Chocolate Stout Cake with Dark Chocolate Buttercream Frosting
For the Cake:
- 2 cups stout beer I used Guinness Extra Stout
- 2 cups unsalted butter
- 1 ½ cups Dutch-processed cocoa
- 4 cups all-purpose flour
- 4 cups granulated sugar
- 1 tablespoon baking powder
- 1 teaspoon salt
- 4 large eggs
- ¾ cup sour cream
For the Frosting:
- 4 ounces dark bittersweet chocolate chopped
- 4 ounces dark semi-sweet chocolate chopped
- ½ cup dark chocolate natural cocoa powder not dutch chocolate
- 1 tablespoon strong coffee
- 6 tablespoons water
- 1 ½ cups unsalted butter room temperature
- 4 cups powdered sugar divided
- 2 teaspoons pure vanilla extract
- ¼ teaspoon salt
For the Cake:
- Preheat oven to 350°F.
- Grease and flour three 8-inch cake pans, then line the bottom with a piece of parchment paper cut in a circle to fit. Set aside.
- Add the beer and butter to a large, heavy bottom saucepan. Warm on medium until the butter melts then remove from the heat and gently whisk in the cocoa powder until smooth. Cool to room temperature.
- In a large mixing bowl combine the flour, sugar, baking powder and salt. Whisk until blended and set aside.
- In a separate large mixing bowl beat together the eggs and sour cream.
- Gently add the cocoa mixture and blend on low until combined.
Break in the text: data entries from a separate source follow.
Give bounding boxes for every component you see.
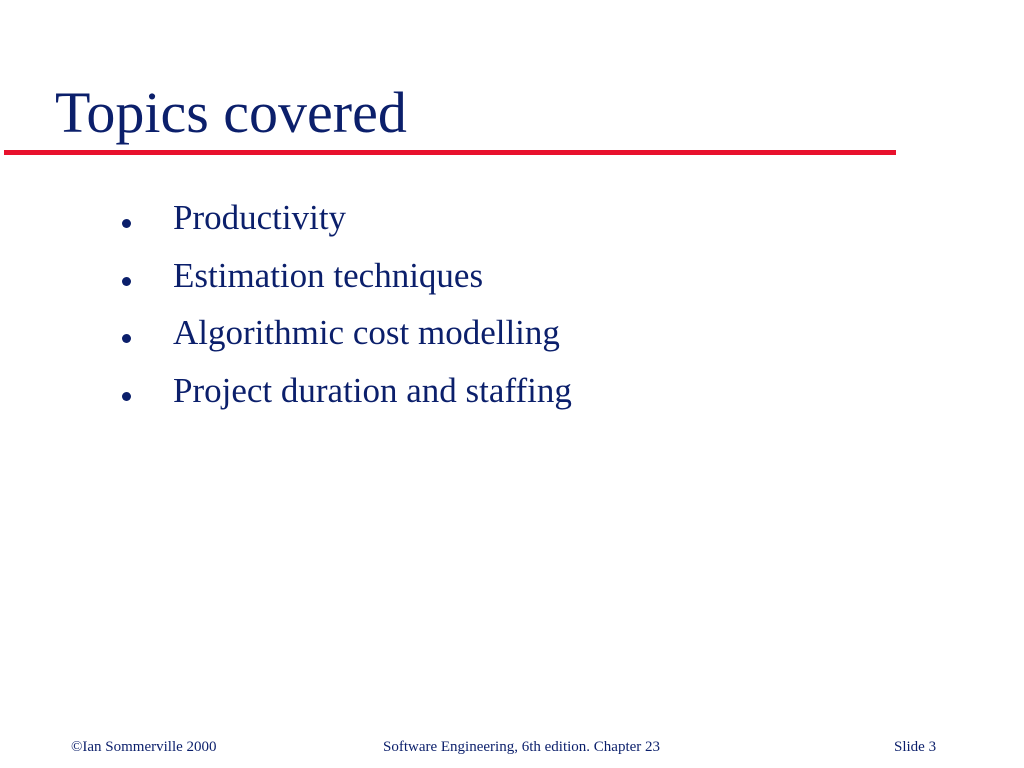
bullet-text: Productivity xyxy=(173,198,347,237)
bullet-dot-icon xyxy=(122,334,131,343)
footer-book-title: Software Engineering, 6th edition. Chapter 23 xyxy=(383,739,661,755)
slide-title: Topics covered xyxy=(55,80,407,145)
bullet-dot-icon xyxy=(122,392,131,401)
bullet-text: Algorithmic cost modelling xyxy=(173,313,560,352)
bullet-dot-icon xyxy=(122,219,131,228)
footer-slide-number: Slide 3 xyxy=(894,739,937,755)
bullet-text: Estimation techniques xyxy=(173,255,484,295)
title-underline-rule xyxy=(4,150,896,155)
footer-copyright: ©Ian Sommerville 2000 xyxy=(71,739,217,755)
bullet-dot-icon xyxy=(122,277,131,286)
bullet-text: Project duration and staffing xyxy=(173,370,572,410)
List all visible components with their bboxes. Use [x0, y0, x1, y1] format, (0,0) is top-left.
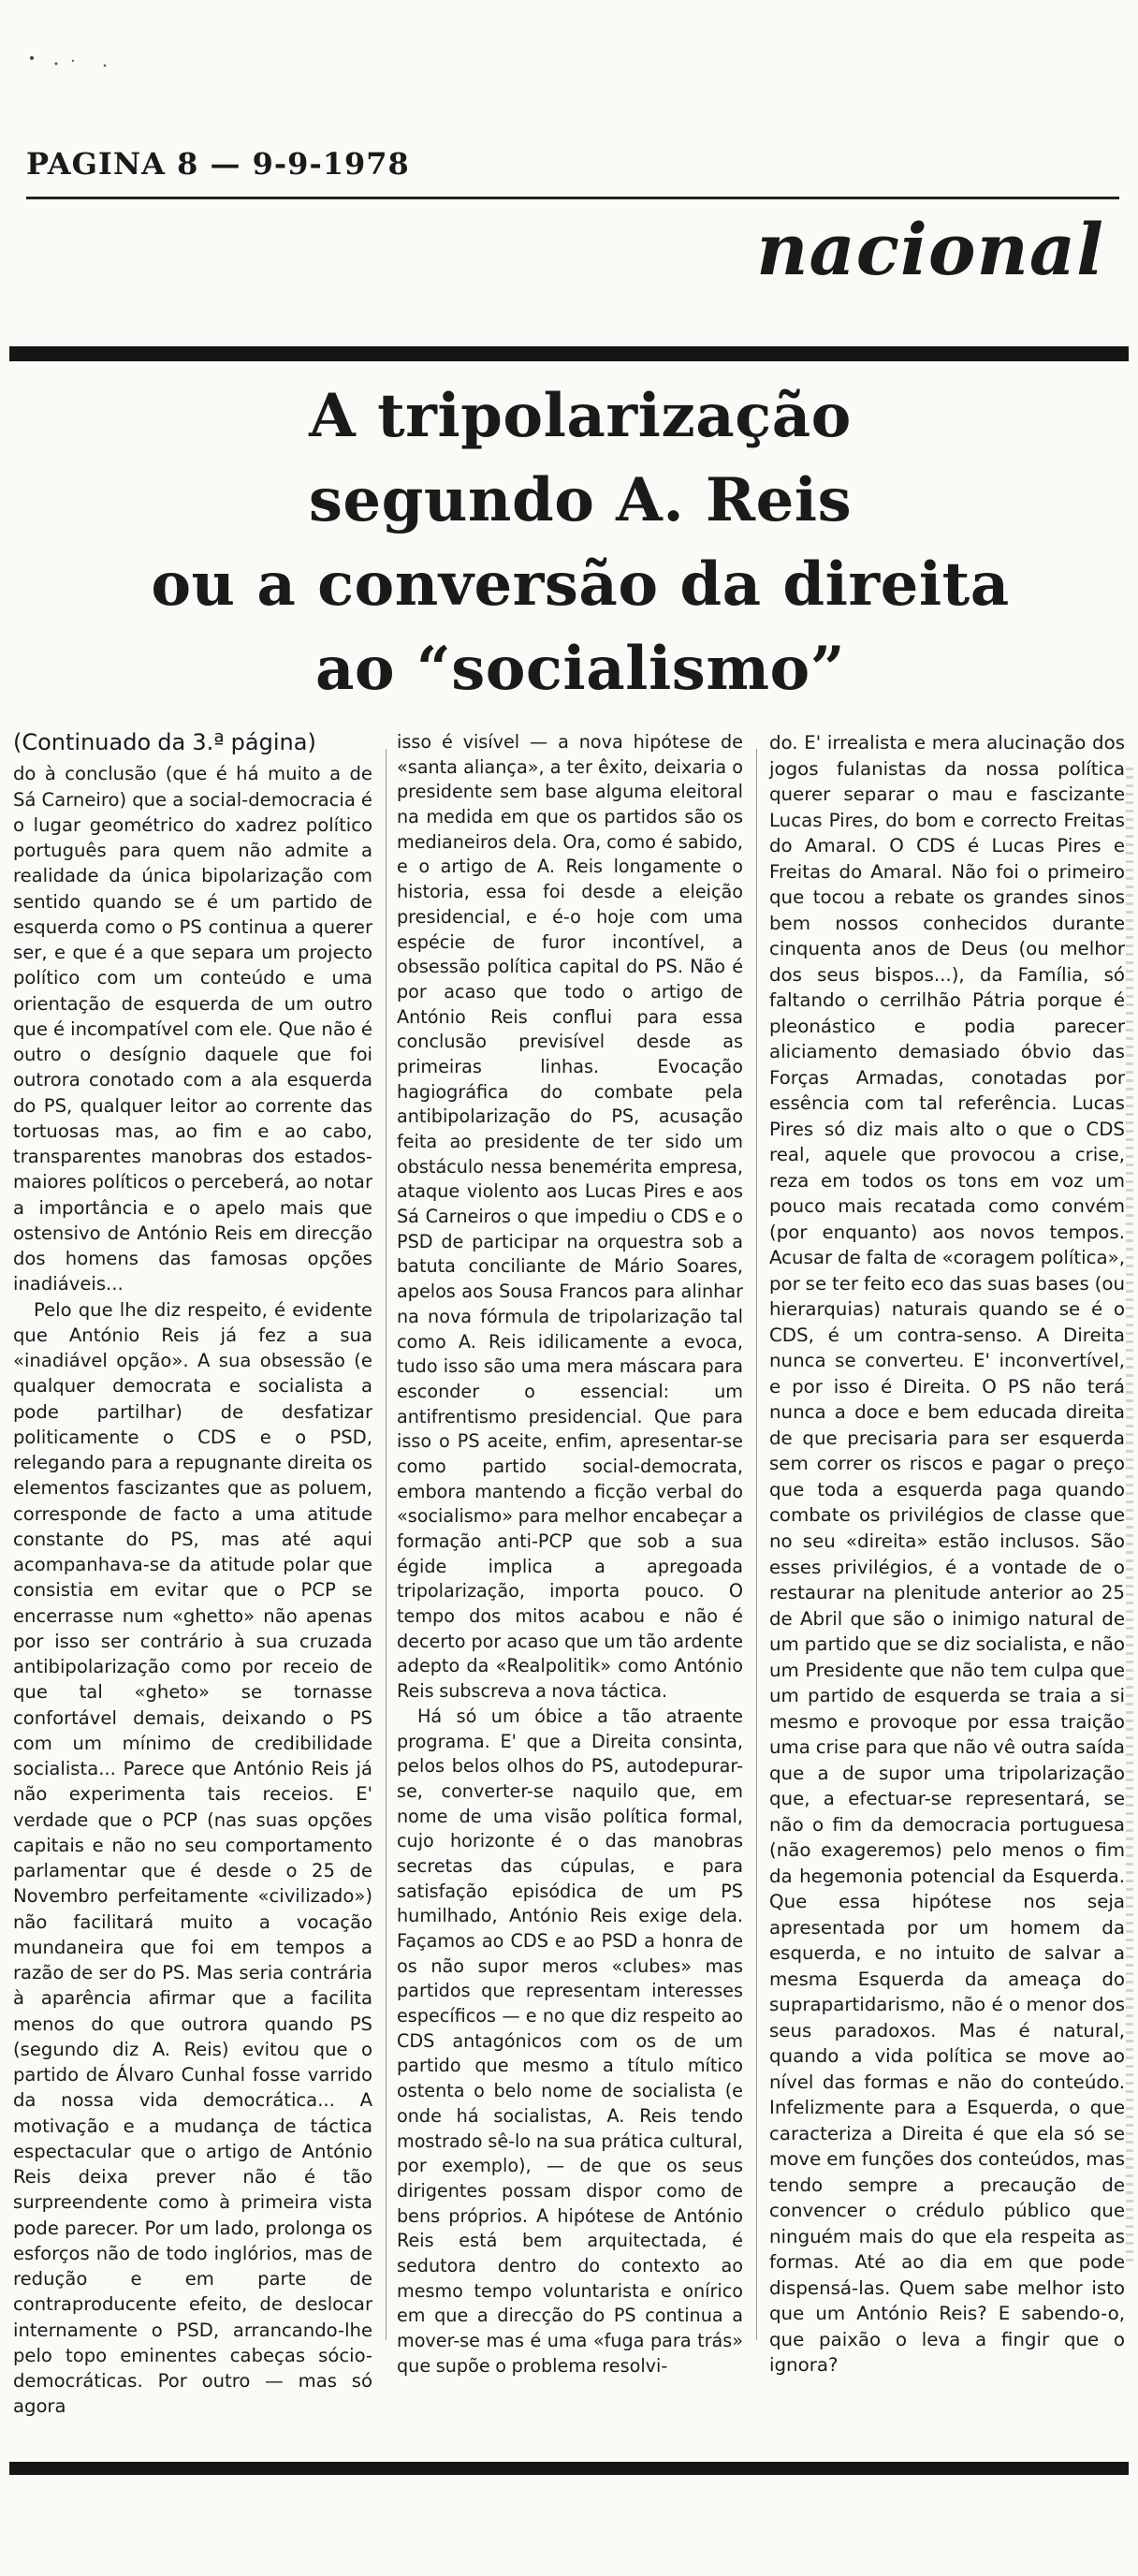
header-rule	[26, 197, 1119, 199]
continued-note: (Continuado da 3.ª página)	[13, 729, 316, 755]
section-title: nacional	[756, 208, 1104, 291]
bottom-thick-rule	[9, 2462, 1129, 2475]
article-paragraph: do à conclusão (que é há muito a de Sá Carneiro) que a social-democracia é o lugar geométrico do xadrez político português para quem não admite a realidade da única bipolarização com sentido quando se é um partido de esquerda como o PS continua a querer ser, e que é a que separa um projecto político com um conteúdo e uma orientação de esquerda de um outro que é incompatível com ele. Que não é outro o desígnio daquele que foi outrora conotado com a ala esquerda do PS, qualquer leitor ao corrente das tortuosas mas, ao fim e ao cabo, transparentes manobras dos estados-maiores políticos o perceberá, ao notar a importância e o apelo mais que ostensivo de António Reis em direcção dos homens das famosas opções inadiáveis...	[13, 763, 372, 1295]
column-divider	[386, 749, 387, 2340]
print-specks	[19, 37, 206, 75]
headline-line: A tripolarização	[309, 381, 852, 451]
article-paragraph: Há só um óbice a tão atraente programa. E' que a Direita consinta, pelos belos olhos do PS, autodepurar-se, converter-se naquilo que, em nome de uma visão política formal, cujo horizonte é o das manobras secretas das cúpulas, e para satisfação episódica de um PS humilhado, António Reis exige dela. Façamos ao CDS e ao PSD a honra de os não supor meros «clubes» mas partidos que representam interesses específicos — e no que diz respeito ao CDS antagónicos com os de um partido que mesmo a título mítico ostenta o belo nome de socialista (e onde há socialistas, A. Reis tendo mostrado sê-lo na sua prática cultural, por exemplo), — de que os seus dirigentes possam dispor como de bens próprios. A hipótese de António Reis está bem arquitectada, é sedutora dentro do contexto ao mesmo tempo voluntarista e onírico em que a direcção do PS continua a mover-se mas é uma «fuga para trás» que supõe o problema resolvi-	[397, 1705, 743, 2377]
article-paragraph: do. E' irrealista e mera alucinação dos jogos fulanistas da nossa política querer separar o mau e fascizante Lucas Pires, do bom e correcto Freitas do Amaral. O CDS é Lucas Pires e Freitas do Amaral. Não foi o primeiro que tocou a rebate os grandes sinos bem nossos conhecidos durante cinquenta anos de Deus (ou melhor dos seus bispos...), da Família, só faltando o cerrilhão Pátria porque é pleonástico e podia parecer aliciamento demasiado óbvio das Forças Armadas, conotadas por essência com tal referência. Lucas Pires só diz mais alto o que o CDS real, aquele que provocou a crise, reza em todos os tons em voz um pouco mais recatada como convém (por enquanto) aos novos tempos. Acusar de falta de «coragem política», por se ter feito eco das suas bases (ou hierarquias) naturais quando se é o CDS, é um contra-senso. A Direita nunca se converteu. E' inconvertível, e por isso é Direita. O PS não terá nunca a doce e bem educada direita de que precisaria para ser esquerda sem correr os riscos e pagar o preço que toda a esquerda paga quando combate os privilégios de classe que no seu «direita» estão inclusos. São esses privilégios, é a vontade de o restaurar na plenitude anterior ao 25 de Abril que são o inimigo natural de um partido que se diz socialista, e não um Presidente que não tem culpa que um partido de esquerda se traia a si mesmo e provoque por essa traição uma crise para que não vê outra saída que a de supor uma tripolarização que, a efectuar-se representará, se não o fim da democracia portuguesa (não exageremos) pelo menos o fim da hegemonia potencial da Esquerda. Que essa hipótese nos seja apresentada por um homem da esquerda, e no intuito de salvar a mesma Esquerda da ameaça do suprapartidarismo, não é o menor dos seus paradoxos. Mas é natural, quando a vida política se move ao nível das formas e não do conteúdo. Infelizmente para a Esquerda, o que caracteriza a Direita é que ela só se move em funções dos conteúdos, mas tendo sempre a precaução de convencer o crédulo público que ninguém mais do que ela respeita as formas. Até ao dia em que pode dispensá-las. Quem sabe melhor isto que um António Reis? E sabendo-o, que paixão o leva a fingir que o ignora?	[769, 732, 1125, 2377]
top-thick-rule	[9, 346, 1129, 361]
article-paragraph: Pelo que lhe diz respeito, é evidente que António Reis já fez a sua «inadiável opção». A sua obsessão (e qualquer democrata e socialista a pode partilhar) de desfatizar politicamente o CDS e o PSD, relegando para a repugnante direita os elementos fascizantes que as poluem, corresponde de facto a uma atitude constante do PS, mas até aqui acompanhava-se da atitude polar que consistia em evitar que o PCP se encerrasse num «ghetto» não apenas por isso ser contrário à sua cruzada antibipolarização como por receio de que tal «gheto» se tornasse confortável demais, deixando o PS com um mínimo de credibilidade socialista... Parece que António Reis já não experimenta tais receios. E' verdade que o PCP (nas suas opções capitais e não no seu comportamento parlamentar que é desde o 25 de Novembro perfeitamente «civilizado») não facilitará muito a vocação mundaneira que foi em tempos a razão de ser do PS. Mas seria contrária à aparência afirmar que a facilita menos do que outrora quando PS (segundo diz A. Reis) evitou que o partido de Álvaro Cunhal fosse varrido da nossa vida democrática... A motivação e a mudança de táctica espectacular que o artigo de António Reis deixa prever não é tão surpreendente como à primeira vista pode parecer. Por um lado, prolonga os esforços não de todo inglórios, mas de redução e em parte de contraproducente efeito, de deslocar internamente o PSD, arrancando-lhe pelo topo eminentes cabeças sócio-democráticas. Por outro — mas só agora	[13, 1298, 372, 2418]
running-head: PAGINA 8 — 9-9-1978	[26, 146, 410, 182]
column-divider	[756, 749, 757, 2340]
page-edge-shadow	[1126, 768, 1133, 2265]
headline-line: segundo A. Reis	[308, 465, 853, 535]
headline-line: ao “socialismo”	[314, 634, 846, 704]
headline-line: ou a conversão da direita	[151, 549, 1010, 620]
article-column-2	[397, 730, 743, 2378]
article-column-1	[13, 730, 372, 2420]
article-column-3	[769, 730, 1125, 2378]
headline	[84, 374, 1076, 711]
article-paragraph: isso é visível — a nova hipótese de «santa aliança», a ter êxito, deixaria o presidente sem base alguma eleitoral na medida em que os partidos são os medianeiros dela. Ora, como é sabido, e o artigo de A. Reis longamente o historia, essa foi desde a eleição presidencial, e é-o hoje com uma espécie de furor incontível, a obsessão política capital do PS. Não é por acaso que todo o artigo de António Reis conflui para essa conclusão previsível desde as primeiras linhas. Evocação hagiográfica do combate pela antibipolarização do PS, acusação feita ao presidente de ter sido um obstáculo nessa benemérita empresa, ataque violento aos Lucas Pires e aos Sá Carneiros o que impediu o CDS e o PSD de participar na orquestra sob a batuta conciliante de Mário Soares, apelos aos Sousa Francos para alinhar na nova fórmula de tripolarização tal como A. Reis idilicamente a evoca, tudo isso são uma mera máscara para esconder o essencial: um antifrentismo presidencial. Que para isso o PS aceite, enfim, apresentar-se como partido social-democrata, embora mantendo a ficção verbal do «socialismo» para melhor encabeçar a formação anti-PCP que sob a sua égide implica a apregoada tripolarização, importa pouco. O tempo dos mitos acabou e não é decerto por acaso que um tão ardente adepto da «Realpolitik» como António Reis subscreva a nova táctica.	[397, 731, 743, 1703]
- Add the flour mixture on low speed, scraping down the sides as needed. Mix on medium for 1 minutes.
- Divide the batter between the three prepared cake pans. If you have a kitchen scale, each one should weigh a little over 2 pounds. Bake for 35 to 40 minutes or until a toothpick comes out almost clean, or at least not wet. Crumbs are okay. Do not over-bake.
- Cool the layers on a rack for ten minutes, then remove the cake from the pans and continuing cooling on the wire rack until no longer warm.
- Frost as desired and store leftovers in the refrigerator.
For the Frosting:
- Add the chopped chocolate to the top of a double boiler set over barely simmering water. Stir until melted and smooth. Set aside to cool, but still pourable.
- While the chocolate is melting, combine the coffee, water and cocoa in a small saucepan. Heat on low and whisk until smooth and slightly thickened. Remove and set aside to cool to room temperature.
- Add the butter and 1 cup of the confectioners' sugar to a large mixing bowl. Beat until the butter is light and fluffy. Add the cooled, melted chocolate, vanilla and salt. Blend on medium until smooth. Add the cooled cocoa mixture and beat until incorporated. Gradually add the remaining 3 cups of confectioners' sugar, blending until smooth.
- Frost cake or cupcakes as desired.
- Chocolate Stout Cake adapted from King Arthur Flour.
- Dark Chocolate Buttercream Frosting adapted from a recipe published in Bon Appetit Magazine.
- Buttercream Frosting makes about 2 cups.
I hope you have a wonderful week – Thanks so much for stopping by!